Ahora aclaremos sobre El hermoso Brummel. Veamos el comentario que hace www.decine21.com, al referirse a la pélícula de ese nombre producida en 1954: “A principios del siglo XIX, George Bryan Brummell (Stewart Granger), es un ilustre y presumido capitán, y hombre de confianza del príncipe de Gales (Peter Ustinov). El aristócrata, al que todos le llaman ‘el bello Brummell’, lleva una vida desahogada llena de sastres, zapateros, lujos y mujeres bellas, pero un día las cosas cambian, ya que se descubre una conspiración contra el rey Jorge III, donde Brummell está involucrado. La película está basada en la vida real de este personaje, un snob exhibicionista, altivo y vanidoso que se convirtió en ministro de la moda y embajador del buen gusto, y que acabó sus días tristemente arruinado. El film derrochó en decorados, vestuario y maquillaje, pero no cuajó ante la crítica a pesar de contar con grandes actores como Peter Ustinov, el único que se salvó de la quema.
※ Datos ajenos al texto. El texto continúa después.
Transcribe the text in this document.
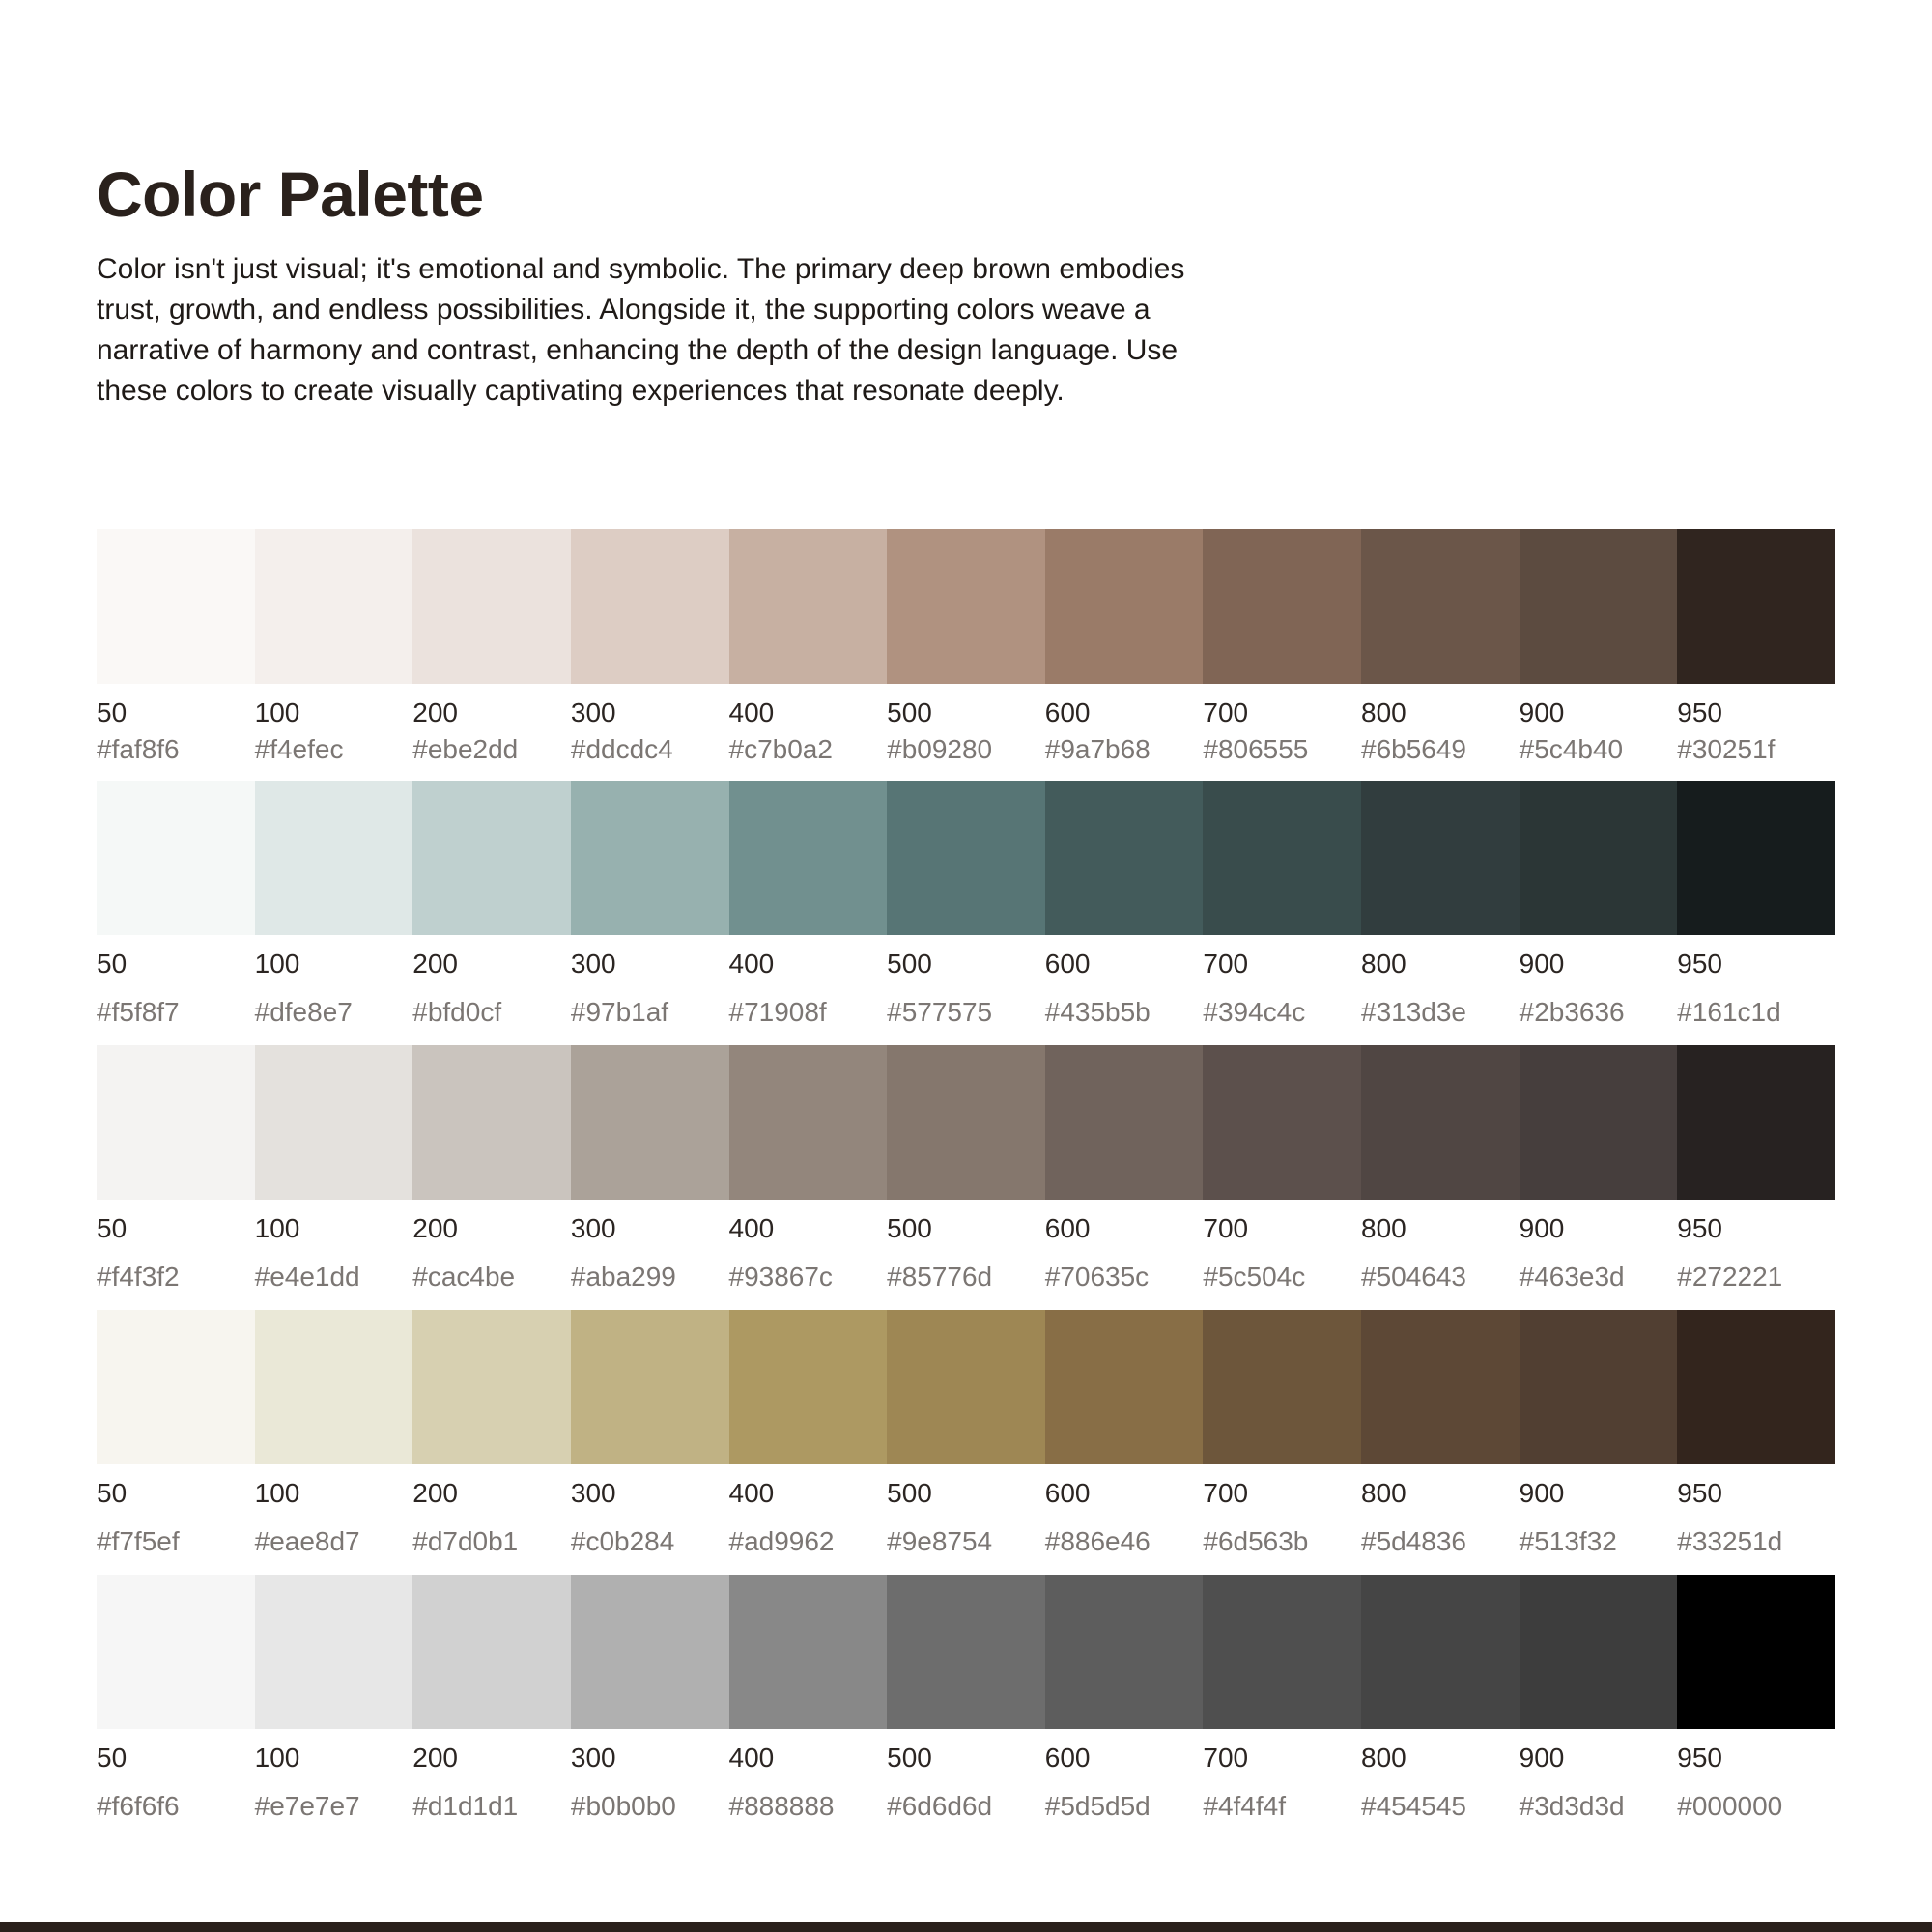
Color Palette

Color isn't just visual; it's emotional and symbolic. The primary deep brown embodies trust, growth, and endless possibilities. Alongside it, the supporting colors weave a narrative of harmony and contrast, enhancing the depth of the design language. Use these colors to create visually captivating experiences that resonate deeply.

50
#faf8f6
100
#f4efec
200
#ebe2dd
300
#ddcdc4
400
#c7b0a2
500
#b09280
600
#9a7b68
700
#806555
800
#6b5649
900
#5c4b40
950
#30251f
50
#f5f8f7
100
#dfe8e7
200
#bfd0cf
300
#97b1af
400
#71908f
500
#577575
600
#435b5b
700
#394c4c
800
#313d3e
900
#2b3636
950
#161c1d
50
#f4f3f2
100
#e4e1dd
200
#cac4be
300
#aba299
400
#93867c
500
#85776d
600
#70635c
700
#5c504c
800
#504643
900
#463e3d
950
#272221
50
#f7f5ef
100
#eae8d7
200
#d7d0b1
300
#c0b284
400
#ad9962
500
#9e8754
600
#886e46
700
#6d563b
800
#5d4836
900
#513f32
950
#33251d
50
#f6f6f6
100
#e7e7e7
200
#d1d1d1
300
#b0b0b0
400
#888888
500
#6d6d6d
600
#5d5d5d
700
#4f4f4f
800
#454545
900
#3d3d3d
950
#000000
Elizabeth Taylor que fue muy exigente y caprichosa durante el rodaje, pasó casi desapercibida”.
Pero, por más que algunos lectores objetivos podrán encontrar en el ministro y precandidato Amado, algunos rasgos o características parecidas al bello capitán inglés, para mí si es muy parecido a El hermoso Brummel, pero al de la película satírica argentina producida en el año 1951, bajo al dirección de Saraceni y la inolvidable actuación del maestro de humor, el inolvidable. Se parece la nariz de Boudou, a la exuberante de Fidel Pintos, no por que la tenga igual físicamente, sino por que espiritualmente al Ministro le crecerá tanto o más que a Pinocho, por la gran mentira de negar la inflación.
Si lo de la inflación fuera una película podría ser graciosa la comparación, pero lamentablemente no lo es y el Gobierno soslaya vergonzantemente asimilarla, sin darse cuenta que hoy, luego de la inseguridad es el principal tema que preocupa a los argentinos y el que mayor afecta a los sectores de menor poder adquisitivo, que dice defender.